In Residencies and Fellowships
ACGME core competencies are assessed via direct observation, 360-degree evaluations, and performance-based assessments. These assessment tools are part of ACGME’s specialty-specific Milestones project, submitted twice yearly for each resident or fellow.
- Direct observation: Faculty members, attending physicians, program directors, and your program’s Clinical Competency Committee (CCC) may observe you during clinical activities, direct patient care, and collaboration with other healthcare workers.
- 360-degree evaluations: You’ll receive feedback from a diverse and comprehensive group of multiple raters, including faculty, peers, and other healthcare professionals.
- Performance-based assessment: You will be evaluated through specific skills and knowledge tests. These tests may include case presentations, written tests, cognitive assessments, and standardized examinations in some specialties.
To enter residency, you must show through the competencies that you can be entrusted with certain activities without supervision. These Entrustable Professional Activities (EPAs) may include common procedures, managing a patient overnight, and communicating bad news to patients or families.
In Interviews for Residency Programs
In residency and fellowship interviews, you will be assessed on your knowledge of the six core competencies. The assessment may be subtle or overt.
Interviewers may not mention that they want you to demonstrate the core competencies naturally in your answers to certain questions. However, you need to demonstrate the competencies in your responses.
For example, when they ask you, “Why do you want to be part of this residency in particular?” you can talk about the program’s dedication to the highest-quality patient care, innovative systems-based learning, or reputation for the most thorough medical knowledge training.
Of course, be honest, but look for ways to be honest that relate to the core competencies.
After Finishing Residency or Fellowship
When maintaining your medical license, you may be evaluated on your grasp of the six core competencies. For instance, the American Board of Medical Specialties (ABMS) uses the ACGME competencies as a framework for licensure maintenance in certain specialties, such as pediatrics.
Beyond licensure, the core competencies are meant to equip you for lifelong learning, faculty development, and practicing safe, effective medicine. So don’t just forget about them — they exist to make you the best doctor you can be.

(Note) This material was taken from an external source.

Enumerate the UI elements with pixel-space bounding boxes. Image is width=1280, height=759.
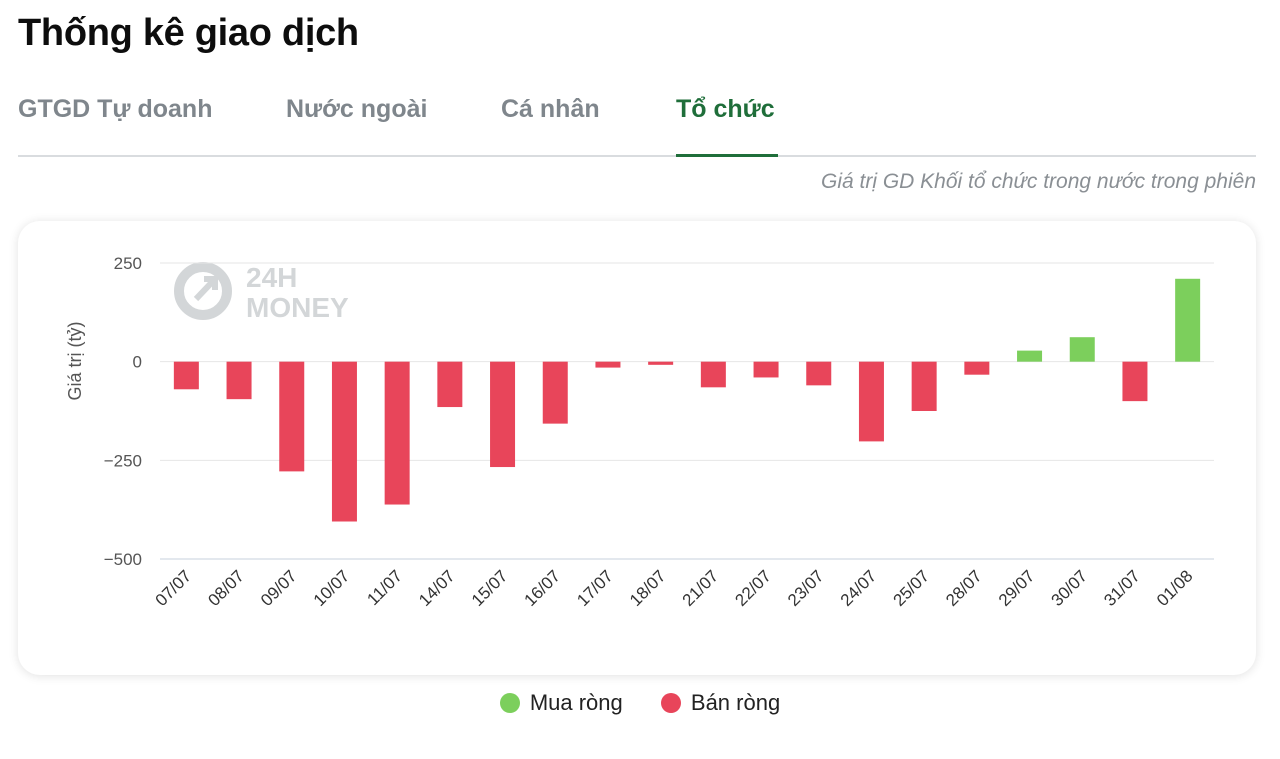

The Importance Beyond Residency
The ACGME core competencies are important after residency and fellowship for the following reasons:
- These competencies are designed to be remembered and used for the rest of your professional career, ensuring safe and effective patient care.
- These competencies promote continuing education and self-evaluation after residency and fellowship, never allowing your medical knowledge to go out of date.
- These competencies are meant to improve the quality of broader health systems.
- These competencies should encourage interprofessional education, communication between healthcare workers, and effective team-based patient care.